His hands travelled down her again. She felt the zip of her jeans slide down and her body tightened. She pushed Luc's hand away, pulling her head back to exclaim angrily: 'No!'

His hand had slid inside her jeans before she could halt it again. Luc stroked her bare midriff and Lissa shook violently at the warm, intimate caress.

'No?' he whispered, smiling.

She closed her eyes. 'Please, Luc, give me time. You're rushing me.'

'I want to hear you admit you want me,' Luc muttered, his face buried in her throat. He kissed the throbbing pulse which was making it very clear how far he had aroused her. 'You never wanted Brandon, Lissa, but you want me.'

'Yes,' she moaned, giving up. the struggle to resist. It was taking all her energy, exhausting her. The tidal beat of passion had too much force in it and she was tired of struggling against it.

Luc gave a long, hoarse sigh of satisfaction. For a long moment he lay still, his lips at her neck, then he sat up and gave her an intent stare.

'Now look at me and let me hear you say that again,' he said in a quiet voice.

Lissa stared at him dazedly. 'What?'

'I'm not touching you now,' he pointed out, lifting his hands to show her. 'I'm not rushing you. Be honest, Lissa. When you came with me you knew what you were doing, didn't you? You weren't just walking out on Brandon, you were choosing me.'

Her eyes moved away; she swallowed painfully.

'Weren't you, Lissa?' he insisted.

'I don't know,' she whispered. 'Why can't you give me time to think? How do I know what I feel?'

'I could tell you,' Luc said drily, 'But I suppose you wouldn't want to hear.' He stood up and moved away. 'You'd better get off to bed.'

She didn't move, staring at the back of his head. Luc looked at her over his shoulder, his face set. 'Alone,' he expanded flatly. 'I've no intention of forcing myself on you tonight.'

With trembling fingers she zipped up her jeans, pulled down her sweater. As she stood up she swayed and Luc turned to support her.

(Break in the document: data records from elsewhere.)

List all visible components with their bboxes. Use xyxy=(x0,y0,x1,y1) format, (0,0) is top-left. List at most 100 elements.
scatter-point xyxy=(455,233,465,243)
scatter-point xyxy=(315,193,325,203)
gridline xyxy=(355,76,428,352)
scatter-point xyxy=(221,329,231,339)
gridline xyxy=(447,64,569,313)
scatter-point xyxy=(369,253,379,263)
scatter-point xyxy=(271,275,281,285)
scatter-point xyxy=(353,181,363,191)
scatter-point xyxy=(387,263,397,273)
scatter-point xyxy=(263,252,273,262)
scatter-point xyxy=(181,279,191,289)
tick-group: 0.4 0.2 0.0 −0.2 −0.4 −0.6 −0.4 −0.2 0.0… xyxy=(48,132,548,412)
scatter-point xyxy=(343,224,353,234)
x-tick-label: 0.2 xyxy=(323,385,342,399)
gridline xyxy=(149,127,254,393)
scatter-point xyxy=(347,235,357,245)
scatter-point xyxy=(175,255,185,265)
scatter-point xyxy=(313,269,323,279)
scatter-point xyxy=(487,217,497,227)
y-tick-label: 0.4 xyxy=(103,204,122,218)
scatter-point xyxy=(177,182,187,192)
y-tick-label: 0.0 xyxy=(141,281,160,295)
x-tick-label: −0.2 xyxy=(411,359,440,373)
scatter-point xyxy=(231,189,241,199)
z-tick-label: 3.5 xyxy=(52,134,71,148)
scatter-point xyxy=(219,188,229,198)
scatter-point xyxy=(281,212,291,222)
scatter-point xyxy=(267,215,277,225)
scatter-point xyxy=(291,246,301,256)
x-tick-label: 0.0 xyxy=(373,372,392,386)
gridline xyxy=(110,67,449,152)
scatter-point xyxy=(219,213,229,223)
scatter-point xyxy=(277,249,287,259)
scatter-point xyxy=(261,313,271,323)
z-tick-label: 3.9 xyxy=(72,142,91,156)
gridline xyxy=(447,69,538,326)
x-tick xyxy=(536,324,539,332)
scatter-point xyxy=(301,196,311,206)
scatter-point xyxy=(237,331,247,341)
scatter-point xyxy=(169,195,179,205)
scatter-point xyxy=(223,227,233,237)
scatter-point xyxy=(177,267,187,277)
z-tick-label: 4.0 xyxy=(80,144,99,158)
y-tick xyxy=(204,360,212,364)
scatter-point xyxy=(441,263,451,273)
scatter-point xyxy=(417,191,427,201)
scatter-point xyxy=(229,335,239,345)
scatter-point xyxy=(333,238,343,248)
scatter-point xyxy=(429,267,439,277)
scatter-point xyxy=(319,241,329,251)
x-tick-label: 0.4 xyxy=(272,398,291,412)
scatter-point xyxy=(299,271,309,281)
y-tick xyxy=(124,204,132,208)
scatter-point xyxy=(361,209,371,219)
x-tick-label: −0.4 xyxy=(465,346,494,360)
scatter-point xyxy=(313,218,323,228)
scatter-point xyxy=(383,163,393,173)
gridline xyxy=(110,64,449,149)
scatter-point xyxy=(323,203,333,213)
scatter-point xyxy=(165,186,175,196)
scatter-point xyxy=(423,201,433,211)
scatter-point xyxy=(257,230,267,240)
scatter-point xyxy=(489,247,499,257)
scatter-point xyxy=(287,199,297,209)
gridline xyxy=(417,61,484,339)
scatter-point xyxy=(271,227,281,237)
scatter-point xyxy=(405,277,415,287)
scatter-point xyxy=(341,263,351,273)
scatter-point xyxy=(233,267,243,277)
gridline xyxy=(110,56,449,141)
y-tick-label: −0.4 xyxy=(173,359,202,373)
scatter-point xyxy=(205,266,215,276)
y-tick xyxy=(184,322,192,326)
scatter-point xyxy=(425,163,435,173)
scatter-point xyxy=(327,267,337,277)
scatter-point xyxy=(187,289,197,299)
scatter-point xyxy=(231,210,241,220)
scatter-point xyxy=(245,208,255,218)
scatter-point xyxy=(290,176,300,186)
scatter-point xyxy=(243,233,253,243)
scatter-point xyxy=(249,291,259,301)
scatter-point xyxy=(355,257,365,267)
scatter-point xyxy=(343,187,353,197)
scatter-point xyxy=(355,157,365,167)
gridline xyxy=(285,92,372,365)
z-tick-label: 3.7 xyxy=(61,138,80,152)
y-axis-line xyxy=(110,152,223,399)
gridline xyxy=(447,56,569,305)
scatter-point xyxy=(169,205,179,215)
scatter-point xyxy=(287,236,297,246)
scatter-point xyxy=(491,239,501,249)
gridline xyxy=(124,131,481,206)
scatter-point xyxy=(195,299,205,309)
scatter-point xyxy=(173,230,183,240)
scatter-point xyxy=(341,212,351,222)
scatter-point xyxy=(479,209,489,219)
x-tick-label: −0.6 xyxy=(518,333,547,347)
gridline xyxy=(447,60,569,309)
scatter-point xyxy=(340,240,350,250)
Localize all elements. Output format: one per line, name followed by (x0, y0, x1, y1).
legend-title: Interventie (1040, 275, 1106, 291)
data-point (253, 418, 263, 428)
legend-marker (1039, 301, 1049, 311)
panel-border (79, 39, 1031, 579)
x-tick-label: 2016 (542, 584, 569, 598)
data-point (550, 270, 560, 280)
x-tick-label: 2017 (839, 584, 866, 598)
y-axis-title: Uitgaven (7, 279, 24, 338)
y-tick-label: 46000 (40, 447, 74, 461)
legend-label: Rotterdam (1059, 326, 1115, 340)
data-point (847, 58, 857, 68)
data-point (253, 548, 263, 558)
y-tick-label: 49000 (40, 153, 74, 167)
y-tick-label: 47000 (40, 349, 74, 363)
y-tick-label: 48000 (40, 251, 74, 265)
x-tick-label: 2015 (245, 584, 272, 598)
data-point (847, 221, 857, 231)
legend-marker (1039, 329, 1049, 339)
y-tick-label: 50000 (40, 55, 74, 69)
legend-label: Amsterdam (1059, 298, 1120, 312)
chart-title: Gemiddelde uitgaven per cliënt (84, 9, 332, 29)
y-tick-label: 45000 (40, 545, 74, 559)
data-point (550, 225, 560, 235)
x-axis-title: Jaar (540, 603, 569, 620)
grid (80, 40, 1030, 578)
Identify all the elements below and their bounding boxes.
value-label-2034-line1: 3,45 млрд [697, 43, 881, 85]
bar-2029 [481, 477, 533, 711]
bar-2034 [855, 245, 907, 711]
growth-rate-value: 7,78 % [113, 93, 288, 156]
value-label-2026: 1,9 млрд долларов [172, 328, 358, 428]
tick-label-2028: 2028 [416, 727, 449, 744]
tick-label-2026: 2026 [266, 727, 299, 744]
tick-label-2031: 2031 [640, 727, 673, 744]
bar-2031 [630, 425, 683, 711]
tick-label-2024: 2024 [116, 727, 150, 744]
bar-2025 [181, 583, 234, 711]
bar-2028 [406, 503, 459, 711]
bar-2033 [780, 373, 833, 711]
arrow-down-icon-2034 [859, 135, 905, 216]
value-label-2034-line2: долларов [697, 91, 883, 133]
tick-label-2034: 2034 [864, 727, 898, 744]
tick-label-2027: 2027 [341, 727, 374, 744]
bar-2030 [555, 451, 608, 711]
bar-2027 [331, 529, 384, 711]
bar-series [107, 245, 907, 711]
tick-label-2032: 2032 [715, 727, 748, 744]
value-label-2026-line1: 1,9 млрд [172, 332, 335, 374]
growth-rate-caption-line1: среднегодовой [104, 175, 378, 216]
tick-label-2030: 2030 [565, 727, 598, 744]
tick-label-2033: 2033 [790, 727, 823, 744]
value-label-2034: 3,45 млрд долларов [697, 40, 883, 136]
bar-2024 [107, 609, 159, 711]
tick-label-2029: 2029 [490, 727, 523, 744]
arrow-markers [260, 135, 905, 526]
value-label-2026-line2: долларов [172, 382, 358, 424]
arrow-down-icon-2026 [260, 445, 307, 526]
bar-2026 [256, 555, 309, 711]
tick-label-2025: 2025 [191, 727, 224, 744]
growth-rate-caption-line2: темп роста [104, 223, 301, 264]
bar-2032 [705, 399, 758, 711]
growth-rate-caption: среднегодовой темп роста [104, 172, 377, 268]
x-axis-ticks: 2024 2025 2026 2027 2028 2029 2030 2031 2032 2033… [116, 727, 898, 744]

'What's the matter, Lissa?' he asked mockingly. 'Feeling weak?'

She felt a flare of rage as she looked at the smile he was giving her. 'I'm tired,' she said, moving away from him.

'Oh, is that it?’

She didn't bother to reply to that. She made her way to the door and said flatly, 'Goodnight,' as she left the cabin.

She heard him murmur 'Goodnight,' and closed the door. Her own cabin seemed very small and very quiet. She undressed and got into her bunk. There was no sign of Fortune. Dandy must have him in-his quarters, she recognised, and guessed that that had been Luc's idea. His plans for the night had not included the presence of her dog.

Lissa turned on to her face and hated herself. Her few token efforts to resist him had been easily controlled. She had been a pushover for him. Why am I such a fool? she asked herself, and had no answer to give.

Chris's urgent lovemaking had merely worried her. Luc somehow managed to light a quick-burning fuse inside her every time he touched her.

How long would it take them to get to England? She had little money and she knew nobody in England. She was as much at Luc's mercy as she had been at Chris's. If Luc could beat down all her weak struggles in one evening, what chance had she got of holding out against him until they reached England? And even if she did, what was she going to do once she left the yacht?